La rivoluzione copernicana di Kant e il cogito di Cartesio - Prima Parte (1/3)

 

 

La rivoluzione copernicana di Kant

e il cogito di Cartesio

Prima Parte (1/3)

 Non la mia, ma la tua volontà sia fatta

Lc 22,42

 Devo guardare fuori o devo e guardare in me stesso?

Dove si dirige il nostro sapere? Alla realtà esterna o verso l’intimo del mio io? Gli idealisti, al seguito di Cartesio non hanno dubbi: tutto si risolve nell’io. Essi sembrerebbero riprendere l’interiorismo agostiniano, che concorda con l’idealismo platonico e che  troviamo nella Bibbia.

Se invece andiamo a ben guardare, gli idealisti e i cartesiani sembrano agostiniani, ma in realtà sono dei sofisti alla maniera di Protagora, confutato a suo tempo da Aristotele e dallo stesso Agostino. Essi infatti confondono l’io con ciò che troviamo nel nostro io. Un conto invece è guardare a me stesso come se io fossi l’unica cosa da sapere e un conto è guardare in me stesso, a che cosa c’è in me stesso, per cui io sono distinto da questa cosa. Nel primo caso io finisco per identificarmi con Dio. Nel secondo trovo Dio in me, ma Egli resta trascendente e ben al di sopra di me.

Tutti conosciamo la famosa esortazione agostiniana: «noli foras ire; in teipsum redi.

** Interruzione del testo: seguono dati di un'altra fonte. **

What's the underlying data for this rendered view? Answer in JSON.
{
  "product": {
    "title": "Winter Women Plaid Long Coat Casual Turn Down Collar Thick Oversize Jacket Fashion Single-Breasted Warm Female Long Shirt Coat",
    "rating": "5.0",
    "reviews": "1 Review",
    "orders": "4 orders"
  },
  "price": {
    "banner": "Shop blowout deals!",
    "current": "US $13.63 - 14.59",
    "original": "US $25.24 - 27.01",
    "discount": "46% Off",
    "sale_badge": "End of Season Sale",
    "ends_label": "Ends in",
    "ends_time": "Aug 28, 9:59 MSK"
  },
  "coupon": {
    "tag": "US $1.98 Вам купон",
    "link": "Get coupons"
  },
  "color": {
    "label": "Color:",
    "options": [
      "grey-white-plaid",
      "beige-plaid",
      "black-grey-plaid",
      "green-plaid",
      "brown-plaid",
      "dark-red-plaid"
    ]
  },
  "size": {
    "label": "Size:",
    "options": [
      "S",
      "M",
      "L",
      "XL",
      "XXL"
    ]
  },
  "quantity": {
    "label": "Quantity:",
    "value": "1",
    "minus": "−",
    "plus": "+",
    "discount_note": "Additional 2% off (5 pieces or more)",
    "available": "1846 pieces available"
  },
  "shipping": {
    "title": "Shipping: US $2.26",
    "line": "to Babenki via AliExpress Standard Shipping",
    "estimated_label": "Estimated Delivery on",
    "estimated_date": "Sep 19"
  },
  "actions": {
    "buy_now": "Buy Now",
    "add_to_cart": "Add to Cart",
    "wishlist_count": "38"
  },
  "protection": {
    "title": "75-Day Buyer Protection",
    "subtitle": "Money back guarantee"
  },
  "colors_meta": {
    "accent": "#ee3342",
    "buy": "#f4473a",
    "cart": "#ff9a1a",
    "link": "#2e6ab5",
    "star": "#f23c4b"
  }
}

In interiore homine habitat veritas»[1]: «non uscir fuori, ritorna in te stesso; la verità abita all’interno dell’uomo». C’è qui indubbiamente la traccia della diffidenza platonica nei confronti dell’esperienza sensibile. Ma sappiamo benissimo come Agostino riconosce senza difficoltà che le cose esterne ci dicono di non essersi fatte da sole e che Qualcuno le ha create. Dunque Agostino è in perfetta linea con la gnoseologia realista aristotelica, per la quale partendo dall’esperienza sensibile ed applicando il principio di causalità possiamo giungere a sapere che esiste Dio.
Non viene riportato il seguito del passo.